Design these spaces well and they can become popular with staff and get regular use throughout the year. That means ensuring they are equipped appropriately with seating, shelter and accessibility carefully considered to give outdoor space on industrial sites the broadest appeal.
But their usage can be maximised through the installation of an on-demand power infrastructure that enables facilities and events that require electricity to be connected as and when required. Incorporating in-ground, retractable (pop-up) or bollard power units into the site’s design means site managers can provide access for users when needed, but the rest of the time the units are barely noticeable.
Providing access to power in an outdoor environment transforms the usage potential of a space. In a placemaking context, that could include hosting live entertainment events after the working day or enabling food and drink kiosks to set up to serve the workforce as they take their lunch break.
The range of power units provided by Pop Up Power Supplies is ideal for these kind of applications.

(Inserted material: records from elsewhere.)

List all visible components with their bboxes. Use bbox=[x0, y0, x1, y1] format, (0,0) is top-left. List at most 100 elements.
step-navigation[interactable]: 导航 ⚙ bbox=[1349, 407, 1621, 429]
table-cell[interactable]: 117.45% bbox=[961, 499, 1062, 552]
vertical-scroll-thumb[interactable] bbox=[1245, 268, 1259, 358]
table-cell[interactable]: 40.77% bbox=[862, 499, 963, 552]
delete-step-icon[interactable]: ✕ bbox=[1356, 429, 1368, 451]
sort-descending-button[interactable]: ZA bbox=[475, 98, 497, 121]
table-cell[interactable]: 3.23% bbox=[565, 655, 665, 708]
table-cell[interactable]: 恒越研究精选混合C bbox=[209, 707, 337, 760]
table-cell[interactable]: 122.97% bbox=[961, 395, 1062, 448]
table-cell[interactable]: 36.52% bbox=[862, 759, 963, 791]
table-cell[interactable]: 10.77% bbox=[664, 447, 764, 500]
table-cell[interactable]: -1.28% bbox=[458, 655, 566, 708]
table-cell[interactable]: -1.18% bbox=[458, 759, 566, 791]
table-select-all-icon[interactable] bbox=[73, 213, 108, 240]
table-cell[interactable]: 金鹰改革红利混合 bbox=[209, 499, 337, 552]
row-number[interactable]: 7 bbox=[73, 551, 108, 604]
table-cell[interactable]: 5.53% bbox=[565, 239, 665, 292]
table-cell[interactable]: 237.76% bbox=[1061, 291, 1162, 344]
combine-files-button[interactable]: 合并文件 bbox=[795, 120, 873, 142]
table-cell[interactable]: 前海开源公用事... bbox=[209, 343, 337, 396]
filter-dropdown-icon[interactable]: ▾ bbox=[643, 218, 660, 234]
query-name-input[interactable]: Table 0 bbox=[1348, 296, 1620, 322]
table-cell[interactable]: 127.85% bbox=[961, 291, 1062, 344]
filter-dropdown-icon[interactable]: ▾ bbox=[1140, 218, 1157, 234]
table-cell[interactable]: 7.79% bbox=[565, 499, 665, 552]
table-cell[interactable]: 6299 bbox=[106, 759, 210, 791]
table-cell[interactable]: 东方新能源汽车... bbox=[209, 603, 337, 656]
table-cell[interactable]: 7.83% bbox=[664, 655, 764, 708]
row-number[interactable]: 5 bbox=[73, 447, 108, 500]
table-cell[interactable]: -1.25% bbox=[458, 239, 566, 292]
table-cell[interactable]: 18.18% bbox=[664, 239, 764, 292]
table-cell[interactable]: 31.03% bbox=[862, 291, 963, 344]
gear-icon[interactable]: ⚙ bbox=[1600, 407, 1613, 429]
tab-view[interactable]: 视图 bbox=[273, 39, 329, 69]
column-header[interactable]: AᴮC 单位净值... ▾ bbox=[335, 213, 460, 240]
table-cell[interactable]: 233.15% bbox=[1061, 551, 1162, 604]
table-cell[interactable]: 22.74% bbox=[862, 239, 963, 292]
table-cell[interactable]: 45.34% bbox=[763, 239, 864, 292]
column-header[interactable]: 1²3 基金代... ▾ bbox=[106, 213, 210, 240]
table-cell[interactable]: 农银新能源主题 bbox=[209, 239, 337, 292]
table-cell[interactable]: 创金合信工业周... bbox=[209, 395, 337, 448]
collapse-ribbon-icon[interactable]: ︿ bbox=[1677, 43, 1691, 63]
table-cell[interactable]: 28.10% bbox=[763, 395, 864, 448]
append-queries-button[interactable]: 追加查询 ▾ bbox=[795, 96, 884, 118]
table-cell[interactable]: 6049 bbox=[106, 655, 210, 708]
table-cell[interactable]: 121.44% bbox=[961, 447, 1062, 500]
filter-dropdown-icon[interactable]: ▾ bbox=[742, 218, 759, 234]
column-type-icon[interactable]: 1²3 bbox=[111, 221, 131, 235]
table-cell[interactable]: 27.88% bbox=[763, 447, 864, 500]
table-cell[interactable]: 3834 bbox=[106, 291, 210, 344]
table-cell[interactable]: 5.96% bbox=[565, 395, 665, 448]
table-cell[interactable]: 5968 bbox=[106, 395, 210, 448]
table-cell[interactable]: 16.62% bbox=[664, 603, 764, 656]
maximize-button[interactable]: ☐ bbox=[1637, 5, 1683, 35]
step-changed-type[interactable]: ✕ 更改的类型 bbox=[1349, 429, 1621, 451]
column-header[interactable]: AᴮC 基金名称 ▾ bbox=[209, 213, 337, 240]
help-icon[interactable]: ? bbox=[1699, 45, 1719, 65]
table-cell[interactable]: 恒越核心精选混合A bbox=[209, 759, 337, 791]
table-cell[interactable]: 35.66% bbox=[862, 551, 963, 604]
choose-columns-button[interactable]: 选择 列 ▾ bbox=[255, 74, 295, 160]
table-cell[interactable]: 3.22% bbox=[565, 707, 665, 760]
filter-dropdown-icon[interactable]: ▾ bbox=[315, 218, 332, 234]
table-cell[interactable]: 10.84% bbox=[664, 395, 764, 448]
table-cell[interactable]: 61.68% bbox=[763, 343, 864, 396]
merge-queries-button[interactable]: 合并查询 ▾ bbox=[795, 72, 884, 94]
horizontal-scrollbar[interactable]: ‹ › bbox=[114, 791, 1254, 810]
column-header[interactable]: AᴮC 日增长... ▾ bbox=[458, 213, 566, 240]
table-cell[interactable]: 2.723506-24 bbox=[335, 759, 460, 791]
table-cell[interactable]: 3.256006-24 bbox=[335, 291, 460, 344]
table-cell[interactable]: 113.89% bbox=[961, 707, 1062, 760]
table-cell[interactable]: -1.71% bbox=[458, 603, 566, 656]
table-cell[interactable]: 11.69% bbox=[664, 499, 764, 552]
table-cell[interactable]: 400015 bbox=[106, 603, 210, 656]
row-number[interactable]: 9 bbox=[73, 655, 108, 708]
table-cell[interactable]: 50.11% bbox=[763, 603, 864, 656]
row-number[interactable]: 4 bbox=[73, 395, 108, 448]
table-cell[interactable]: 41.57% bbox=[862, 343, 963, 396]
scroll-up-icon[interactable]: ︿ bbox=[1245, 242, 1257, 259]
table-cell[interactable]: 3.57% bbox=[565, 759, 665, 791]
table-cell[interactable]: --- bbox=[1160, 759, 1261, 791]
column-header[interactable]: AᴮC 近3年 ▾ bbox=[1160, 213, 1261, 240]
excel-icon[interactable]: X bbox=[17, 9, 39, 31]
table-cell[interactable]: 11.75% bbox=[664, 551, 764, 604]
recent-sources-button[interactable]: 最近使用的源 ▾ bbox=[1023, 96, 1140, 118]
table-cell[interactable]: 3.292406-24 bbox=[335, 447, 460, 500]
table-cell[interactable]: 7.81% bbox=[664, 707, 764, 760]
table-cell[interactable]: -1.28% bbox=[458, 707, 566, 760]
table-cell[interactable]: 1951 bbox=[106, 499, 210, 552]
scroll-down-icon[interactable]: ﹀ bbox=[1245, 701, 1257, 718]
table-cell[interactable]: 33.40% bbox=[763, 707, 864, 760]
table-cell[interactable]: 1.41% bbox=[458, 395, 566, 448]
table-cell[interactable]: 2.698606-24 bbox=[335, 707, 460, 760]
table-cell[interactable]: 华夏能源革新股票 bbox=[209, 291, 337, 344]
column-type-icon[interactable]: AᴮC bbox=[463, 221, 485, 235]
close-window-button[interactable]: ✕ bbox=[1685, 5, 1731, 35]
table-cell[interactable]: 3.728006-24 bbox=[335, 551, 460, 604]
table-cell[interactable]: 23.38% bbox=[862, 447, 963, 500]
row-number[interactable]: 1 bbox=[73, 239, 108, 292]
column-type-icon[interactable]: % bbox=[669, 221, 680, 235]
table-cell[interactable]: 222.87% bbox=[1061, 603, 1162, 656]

Specifiers and developers can choose an in-ground unit, which is permanently submerged in the ground and accessed via a flip-lid, a pop-up unit or a power bollard.
The pop up power unit is installed in the ground and raised when required using a turning handle. After use, it is simply lowered back into the ground to be safely locked away. A power bollard offers similar connectivity in a format that can be integrated into the landscape with other street furniture, offering an electricity supply that’s ‘hidden in plain sight’.
Whichever product is chosen, they are always configured and manufactured to suit the application, giving designers the opportunity to meet the widest range of the potential uses for the site. A water supply can also be provided with some models, which can be beneficial from a grounds maintenance perspective.
And the power units can also be incorporated into vehicle yards and other hardstanding areas to allow for temporary production or storage spaces to be set up. This can drive value from under-utilised spaces and add capacity at peak times without the need to use or rent additional off-site facilities.